Imagine if the gunman had grown up in a world where more people behaved that way. Perhaps he never would have been a ‘gunman.’

We have to be wise about ourselves. Moss wasn’t in that store to be a martyr. She wasn’t going to lay down her life. She was open to the possibility of physical violence being a solution at some point (and she acknowledges that if the gunman had not been wounded he might not have been in a position to calm down. Dualistic thinking is simplistic thinking – even as we strive for non-violence in all things we have to acknowledge violence as a fact of life and nature). But I think nothing sums up her wisdom about her own needs and safety more than this:

She told him she would find him in prison to talk. He gave her his name and birth date.
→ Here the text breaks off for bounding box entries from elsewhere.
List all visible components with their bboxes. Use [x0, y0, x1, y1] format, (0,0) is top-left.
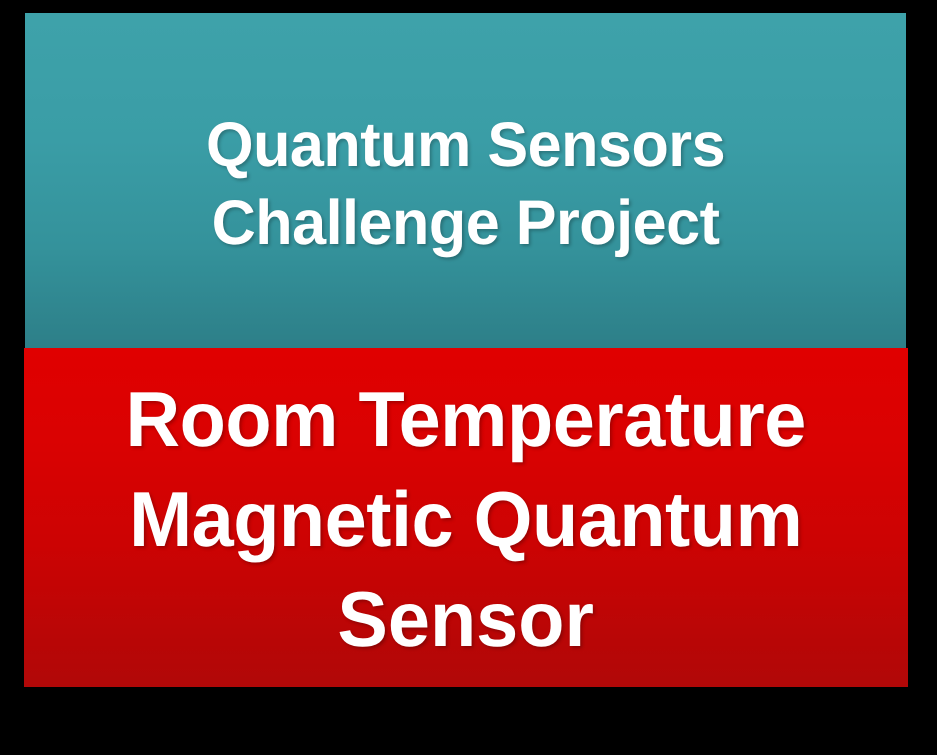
project-title-line-1: Quantum Sensors — [206, 106, 725, 184]
project-title: Quantum Sensors Challenge Project — [206, 106, 725, 262]
subject-title: Room Temperature Magnetic Quantum Sensor — [126, 369, 806, 669]
subject-title-line-2: Magnetic Quantum — [126, 469, 806, 569]
subject-title-line-1: Room Temperature — [126, 369, 806, 469]
project-title-line-2: Challenge Project — [206, 184, 725, 262]
header-panel-teal: Quantum Sensors Challenge Project — [25, 13, 906, 348]
subject-title-line-3: Sensor — [126, 569, 806, 669]
slide-root: Quantum Sensors Challenge Project Room T… — [0, 0, 937, 755]
body-panel-red: Room Temperature Magnetic Quantum Sensor — [24, 348, 908, 687]
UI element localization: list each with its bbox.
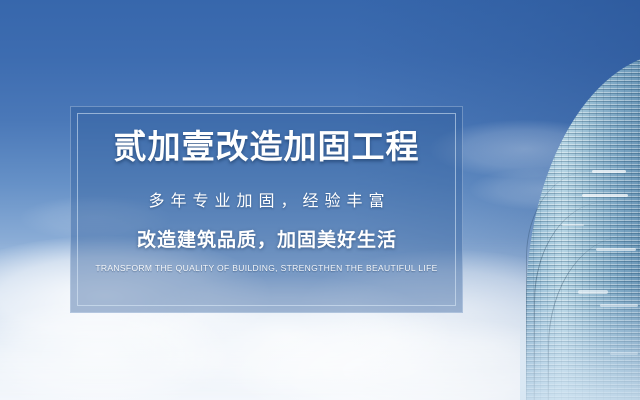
skyscraper-image xyxy=(520,52,640,400)
panel-content: 贰加壹改造加固工程 多年专业加固，经验丰富 改造建筑品质，加固美好生活 TRAN… xyxy=(71,129,462,273)
text-panel: 贰加壹改造加固工程 多年专业加固，经验丰富 改造建筑品质，加固美好生活 TRAN… xyxy=(70,106,463,313)
window-reflection-streak xyxy=(562,224,584,226)
promotional-banner: 贰加壹改造加固工程 多年专业加固，经验丰富 改造建筑品质，加固美好生活 TRAN… xyxy=(0,0,640,400)
window-reflection-streak xyxy=(592,170,626,173)
skyscraper-base-haze xyxy=(520,280,640,400)
window-reflection-streak xyxy=(582,194,628,197)
headline: 贰加壹改造加固工程 xyxy=(71,129,462,166)
subheadline-secondary: 改造建筑品质，加固美好生活 xyxy=(71,225,462,252)
window-reflection-streak xyxy=(596,248,636,251)
subheadline-primary: 多年专业加固，经验丰富 xyxy=(71,187,462,211)
english-tagline: TRANSFORM THE QUALITY OF BUILDING, STREN… xyxy=(71,263,462,273)
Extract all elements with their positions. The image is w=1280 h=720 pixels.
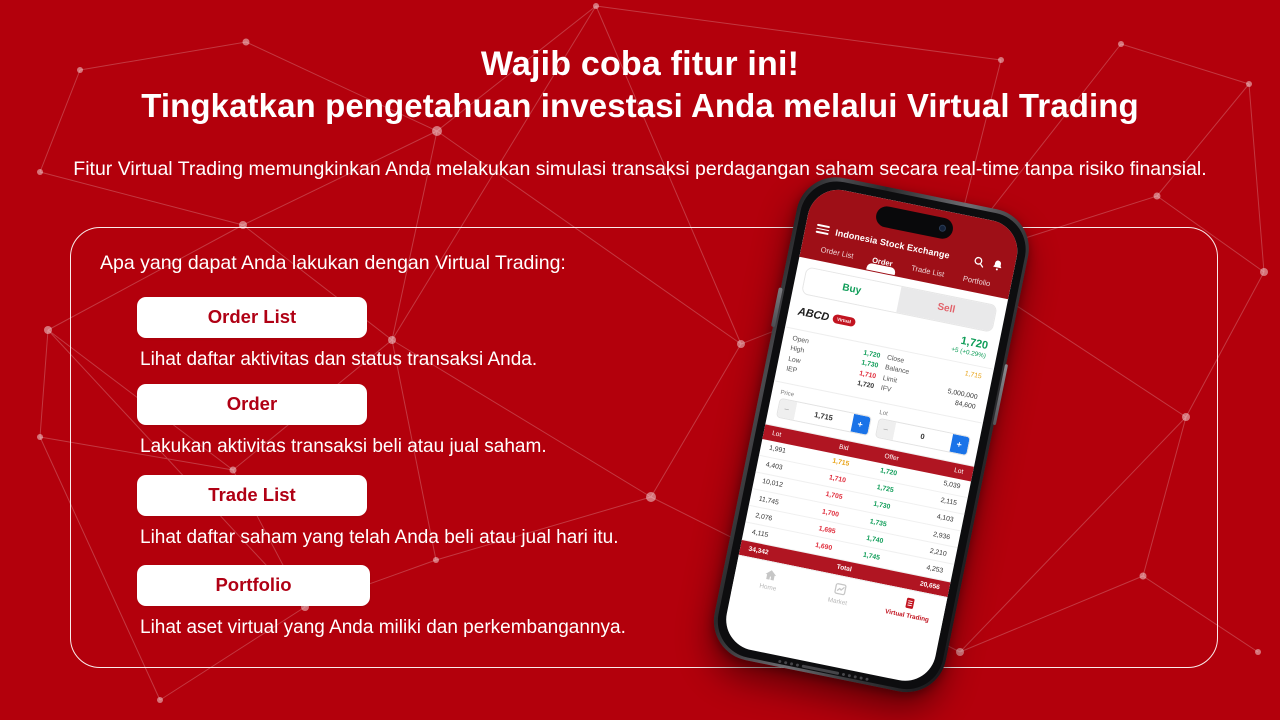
feature-item-order: Order Lakukan aktivitas transaksi beli a… (137, 384, 547, 460)
nav-label-home: Home (759, 582, 777, 592)
feature-pill-trade-list[interactable]: Trade List (137, 475, 367, 516)
feature-pill-order[interactable]: Order (137, 384, 367, 425)
phone-frame: Indonesia Stock Exchange Order List (707, 170, 1036, 699)
nav-item-market[interactable]: Market (802, 575, 876, 612)
feature-desc-portfolio: Lihat aset virtual yang Anda miliki dan … (140, 615, 626, 641)
promo-banner: Wajib coba fitur ini! Tingkatkan pengeta… (0, 0, 1280, 720)
dynamic-island (874, 204, 955, 240)
feature-item-portfolio: Portfolio Lihat aset virtual yang Anda m… (137, 565, 626, 641)
feature-item-trade-list: Trade List Lihat daftar saham yang telah… (137, 475, 619, 551)
feature-desc-order-list: Lihat daftar aktivitas dan status transa… (140, 347, 537, 373)
price-increment-button[interactable]: + (850, 413, 870, 434)
feature-desc-trade-list: Lihat daftar saham yang telah Anda beli … (140, 525, 619, 551)
nav-item-virtual-trading[interactable]: Virtual Trading (872, 589, 946, 626)
feature-pill-portfolio[interactable]: Portfolio (137, 565, 370, 606)
phone-bezel: Indonesia Stock Exchange Order List (711, 174, 1032, 695)
tab-portfolio[interactable]: Portfolio (961, 273, 991, 292)
tab-order-list[interactable]: Order List (819, 245, 854, 265)
tab-order[interactable]: Order (870, 255, 893, 273)
symbol-code: ABCD (797, 305, 831, 323)
lot-increment-button[interactable]: + (949, 433, 969, 454)
hero-title-line1: Wajib coba fitur ini! (0, 44, 1280, 84)
home-icon (763, 567, 778, 582)
feature-pill-order-list[interactable]: Order List (137, 297, 367, 338)
hero-title-line2: Tingkatkan pengetahuan investasi Anda me… (0, 86, 1280, 126)
virtual-trading-icon (902, 595, 917, 610)
feature-item-order-list: Order List Lihat daftar aktivitas dan st… (137, 297, 537, 373)
hero-subheading: Fitur Virtual Trading memungkinkan Anda … (65, 155, 1215, 183)
tab-trade-list[interactable]: Trade List (910, 263, 946, 283)
feature-panel-lead: Apa yang dapat Anda lakukan dengan Virtu… (100, 252, 566, 275)
symbol-badge: Virtual (832, 314, 856, 327)
nav-item-home[interactable]: Home (732, 561, 806, 598)
search-icon[interactable] (972, 254, 986, 268)
nav-label-market: Market (827, 596, 848, 607)
front-camera-icon (938, 224, 946, 232)
market-chart-icon (832, 581, 847, 596)
notification-bell-icon[interactable] (990, 258, 1004, 272)
feature-desc-order: Lakukan aktivitas transaksi beli atau ju… (140, 434, 547, 460)
hero-heading-group: Wajib coba fitur ini! Tingkatkan pengeta… (0, 44, 1280, 126)
phone-screen: Indonesia Stock Exchange Order List (720, 184, 1022, 686)
hamburger-menu-icon[interactable] (815, 224, 830, 236)
nav-label-virtual-trading: Virtual Trading (884, 608, 929, 624)
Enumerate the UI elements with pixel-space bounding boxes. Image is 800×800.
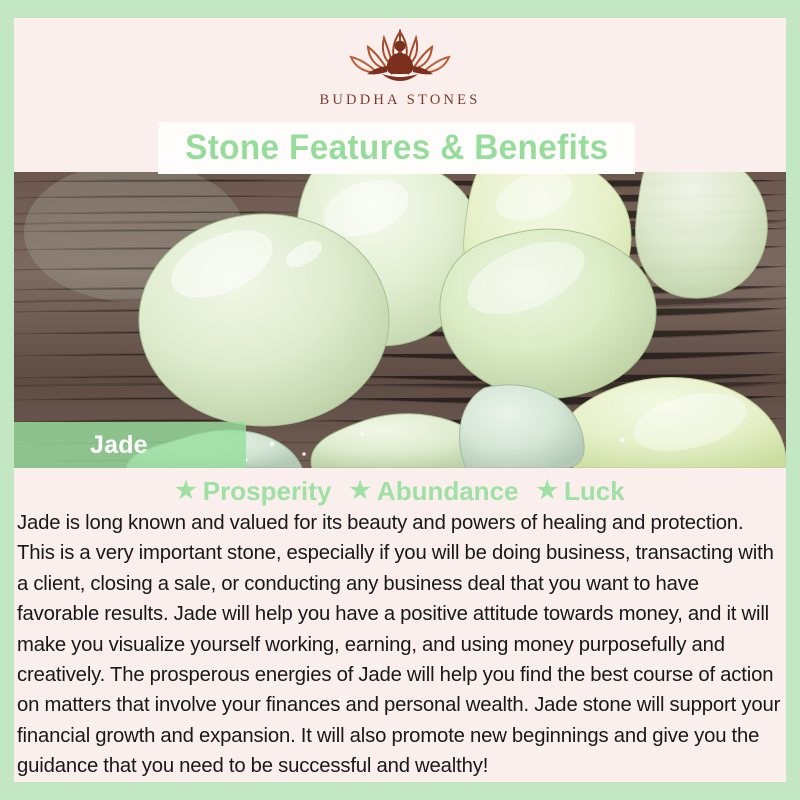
benefit-luck: ★ Luck — [537, 476, 625, 507]
star-icon: ★ — [175, 479, 197, 503]
brand-name: BUDDHA STONES — [320, 92, 481, 109]
benefit-label: Luck — [564, 476, 625, 507]
star-icon: ★ — [349, 479, 371, 503]
lotus-meditation-icon — [325, 26, 475, 90]
poster-root: BUDDHA STONES Stone Features & Benefits — [0, 0, 800, 800]
stone-name-label: Jade — [90, 431, 148, 460]
star-icon: ★ — [537, 479, 559, 503]
page-title: Stone Features & Benefits — [185, 128, 608, 168]
brand-header: BUDDHA STONES — [14, 18, 786, 120]
benefit-label: Prosperity — [203, 476, 332, 507]
benefits-row: ★ Prosperity ★ Abundance ★ Luck — [14, 474, 786, 508]
stone-description: Jade is long known and valued for its be… — [17, 508, 785, 782]
benefit-prosperity: ★ Prosperity — [175, 476, 331, 507]
content-card: BUDDHA STONES Stone Features & Benefits — [14, 18, 786, 782]
benefit-label: Abundance — [377, 476, 519, 507]
stone-name-bar: Jade — [14, 422, 246, 468]
title-banner: Stone Features & Benefits — [158, 122, 635, 174]
benefit-abundance: ★ Abundance — [349, 476, 518, 507]
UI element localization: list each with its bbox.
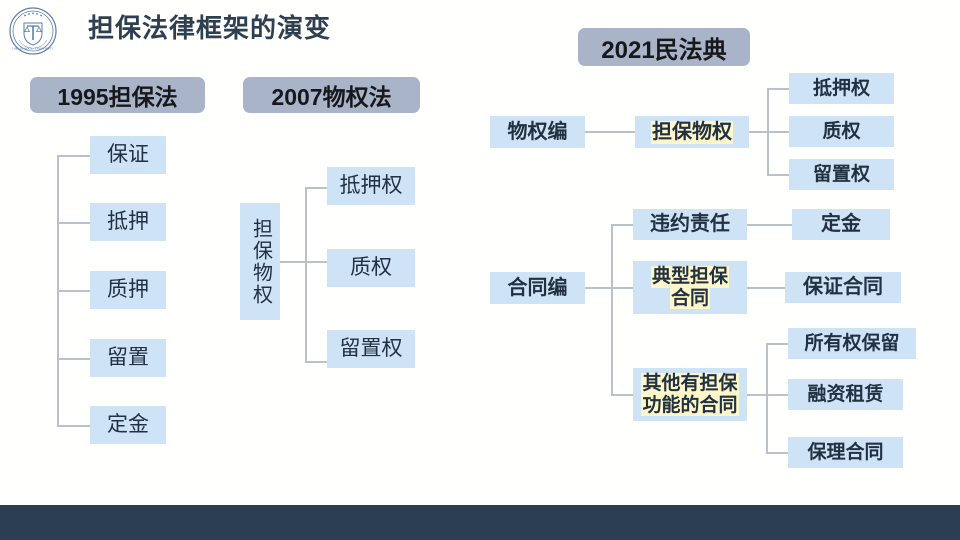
- node-law1995-2[interactable]: 质押: [90, 271, 166, 309]
- node-law1995-4[interactable]: 定金: [90, 406, 166, 444]
- footer-bar: [0, 505, 960, 540]
- connector-branch: [611, 224, 633, 226]
- connector-branch: [57, 425, 90, 427]
- connector-branch: [305, 261, 327, 263]
- connector-branch: [766, 452, 788, 454]
- node-code2021-leaf-liuzhiquan[interactable]: 留置权: [789, 159, 894, 190]
- node-law2007-0[interactable]: 抵押权: [327, 167, 415, 205]
- node-code2021-mid-danbaowuquan[interactable]: 担保物权: [635, 116, 749, 148]
- connector-branch: [611, 394, 633, 396]
- connector-branch: [766, 394, 788, 396]
- column-header-code2021: 2021民法典: [578, 28, 750, 66]
- node-code2021-leaf-diyaquan[interactable]: 抵押权: [789, 73, 894, 104]
- node-code2021-mid-dianxingdanbao[interactable]: 典型担保 合同: [633, 261, 747, 314]
- connector-branch: [57, 290, 90, 292]
- slide-canvas: LAW SCHOOL · UNIVERSITY 担保法律框架的演变 1995担保…: [0, 0, 960, 540]
- node-code2021-leaf-dingjin[interactable]: 定金: [792, 209, 890, 240]
- node-law2007-1[interactable]: 质权: [327, 249, 415, 287]
- node-label-highlighted: 担保物权: [651, 121, 733, 144]
- connector-mid-stem: [749, 131, 768, 133]
- connector-branch: [767, 174, 789, 176]
- connector-leaf-stem: [747, 394, 767, 396]
- connector-branch: [767, 88, 789, 90]
- connector-branch: [305, 187, 327, 189]
- node-code2021-root-wuquan[interactable]: 物权编: [490, 116, 585, 148]
- node-law1995-1[interactable]: 抵押: [90, 203, 166, 241]
- node-label-highlighted-line2: 功能的合同: [641, 395, 738, 417]
- connector-branch: [611, 287, 633, 289]
- column-header-law1995: 1995担保法: [30, 77, 205, 113]
- connector-branch: [57, 155, 90, 157]
- connector-root-stem: [585, 131, 635, 133]
- column-header-law2007: 2007物权法: [243, 77, 420, 113]
- node-code2021-mid-qitahetong[interactable]: 其他有担保 功能的合同: [633, 368, 747, 421]
- connector-trunk-law2007: [305, 187, 307, 361]
- page-title: 担保法律框架的演变: [88, 8, 331, 45]
- node-code2021-leaf-suoyouquanbaoliu[interactable]: 所有权保留: [788, 328, 916, 359]
- node-code2021-mid-weiyuezeren[interactable]: 违约责任: [633, 209, 747, 240]
- node-code2021-leaf-baolihetong[interactable]: 保理合同: [788, 437, 903, 468]
- node-law2007-2[interactable]: 留置权: [327, 330, 415, 368]
- node-label-highlighted-line2: 合同: [670, 288, 710, 310]
- connector-branch: [305, 361, 327, 363]
- node-code2021-leaf-baozhenghetong[interactable]: 保证合同: [785, 272, 901, 303]
- node-label-highlighted-line1: 其他有担保: [641, 373, 738, 395]
- node-law2007-root[interactable]: 担保物权: [240, 203, 280, 320]
- connector-branch: [766, 343, 788, 345]
- connector-root-stem: [280, 261, 306, 263]
- connector-trunk-qita: [766, 343, 768, 452]
- connector-branch: [57, 222, 90, 224]
- connector-root-stem: [585, 287, 612, 289]
- connector-leaf-stem: [747, 287, 785, 289]
- connector-trunk-hetong: [611, 224, 613, 394]
- node-label-highlighted-line1: 典型担保: [651, 266, 729, 288]
- node-law1995-3[interactable]: 留置: [90, 339, 166, 377]
- svg-text:LAW SCHOOL · UNIVERSITY: LAW SCHOOL · UNIVERSITY: [12, 47, 54, 51]
- node-code2021-leaf-zhiquan[interactable]: 质权: [789, 116, 894, 147]
- connector-branch: [767, 131, 789, 133]
- node-law1995-0[interactable]: 保证: [90, 136, 166, 174]
- connector-leaf-stem: [747, 224, 792, 226]
- connector-branch: [57, 358, 90, 360]
- university-seal-icon: LAW SCHOOL · UNIVERSITY: [8, 6, 58, 56]
- node-code2021-root-hetong[interactable]: 合同编: [490, 272, 585, 304]
- node-code2021-leaf-rongzizulin[interactable]: 融资租赁: [788, 379, 903, 410]
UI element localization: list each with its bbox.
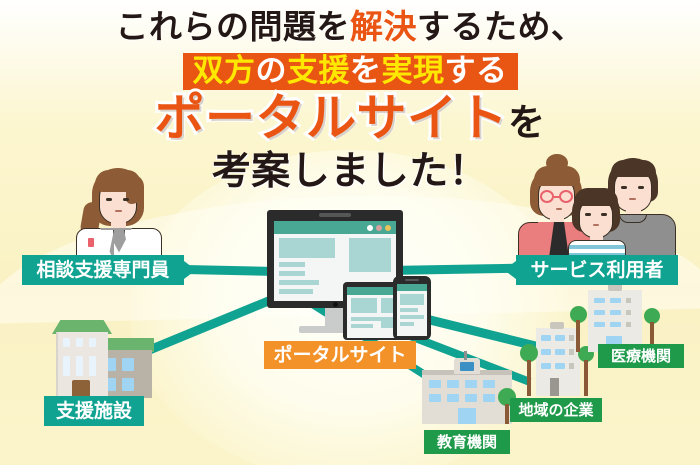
headline-line-2-wrap: 双方の支援を実現する <box>0 53 700 90</box>
label-school-text: 教育機関 <box>437 435 497 450</box>
monitor-power-dot <box>333 302 338 307</box>
headline-line2-seg-0: 双方 <box>193 53 256 88</box>
label-medical[interactable]: 医療機関 <box>598 344 684 368</box>
headline-line1-post: するため、 <box>417 8 585 45</box>
headline-line3-big: ポータルサイト <box>155 90 509 146</box>
headline-line1-pre: これらの問題を <box>116 8 351 45</box>
label-school[interactable]: 教育機関 <box>424 430 510 454</box>
label-facility[interactable]: 支援施設 <box>44 396 144 426</box>
headline-line-1: これらの問題を解決するため、 <box>0 10 700 43</box>
label-portal-site[interactable]: ポータルサイト <box>264 341 416 369</box>
monitor-notch <box>319 213 351 217</box>
label-facility-text: 支援施設 <box>56 402 132 421</box>
label-notch-left <box>504 261 516 279</box>
label-medical-text: 医療機関 <box>611 349 671 364</box>
headline-line-3-wrap: ポータルサイトを <box>0 93 700 143</box>
headline-line2-seg-4: 実現 <box>382 53 445 88</box>
headline-line-2: 双方の支援を実現する <box>183 53 518 90</box>
label-consultant-text: 相談支援専門員 <box>36 261 169 280</box>
headline-line2-seg-5: する <box>445 53 508 88</box>
headline-line2-seg-3: を <box>350 53 382 88</box>
hospital-building-icon <box>570 282 662 352</box>
school-building-icon <box>418 358 516 430</box>
label-service-user[interactable]: サービス利用者 <box>516 255 678 285</box>
headline-line-3: ポータルサイトを <box>155 93 546 143</box>
device-mockup-group <box>255 210 440 340</box>
label-consultant[interactable]: 相談支援専門員 <box>22 255 184 285</box>
label-company-text: 地域の企業 <box>518 403 593 418</box>
headline-line2-seg-2: 支援 <box>287 53 350 88</box>
label-company[interactable]: 地域の企業 <box>510 398 602 422</box>
label-notch-right <box>184 261 196 279</box>
family-icon <box>512 152 690 270</box>
facility-building-icon <box>38 312 154 398</box>
slide-canvas: これらの問題を解決するため、 双方の支援を実現する ポータルサイトを 考案しまし… <box>0 0 700 465</box>
headline-line3-tail: を <box>508 102 546 143</box>
label-service-user-text: サービス利用者 <box>530 261 663 280</box>
label-portal-site-text: ポータルサイト <box>273 346 406 365</box>
headline-line1-accent: 解決 <box>350 8 417 45</box>
headline-line2-seg-1: の <box>256 53 288 88</box>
“I do mean it,” she told me. “That doesn’t mean that he’s my ‘project’ or he’s my friend, but I was willing to be present with him that day and I would do that again.”

I love this. This is kindness in action. She recognizes that her life is, in some way, entwined with his, and she will be present with him again – but that doesn’t mean she has to put herself second or traumatize herself or redefine herself to do so.

Kindness is often defined as weak, but this is strength to me. She has the strength to define her own boundaries while still being open-hearted to this man. That’s power. It isn’t power to bash his head in, it’s power to stand your ground for yourself while also being open to another person. That takes strength and courage. It is very, very hard.

What the MaryLinda Moss situation proves is that you can be kind in the most dangerous scenarios. More than that, it proves that kindness is effective. It proves that kindness is strong. It proves that when we live our values we make the world a little bit better – not only for the people in that store who were saved, or who were spared witnessing more horrific bloodshed, but for all the rest of us, who can see peace be putting into action, and who can be inspired by and learn from it.

And most of all we get to see that the quiet subversion of kindness – of listening, of caring, of open-hearted strength – can accomplish what no SWAT team could.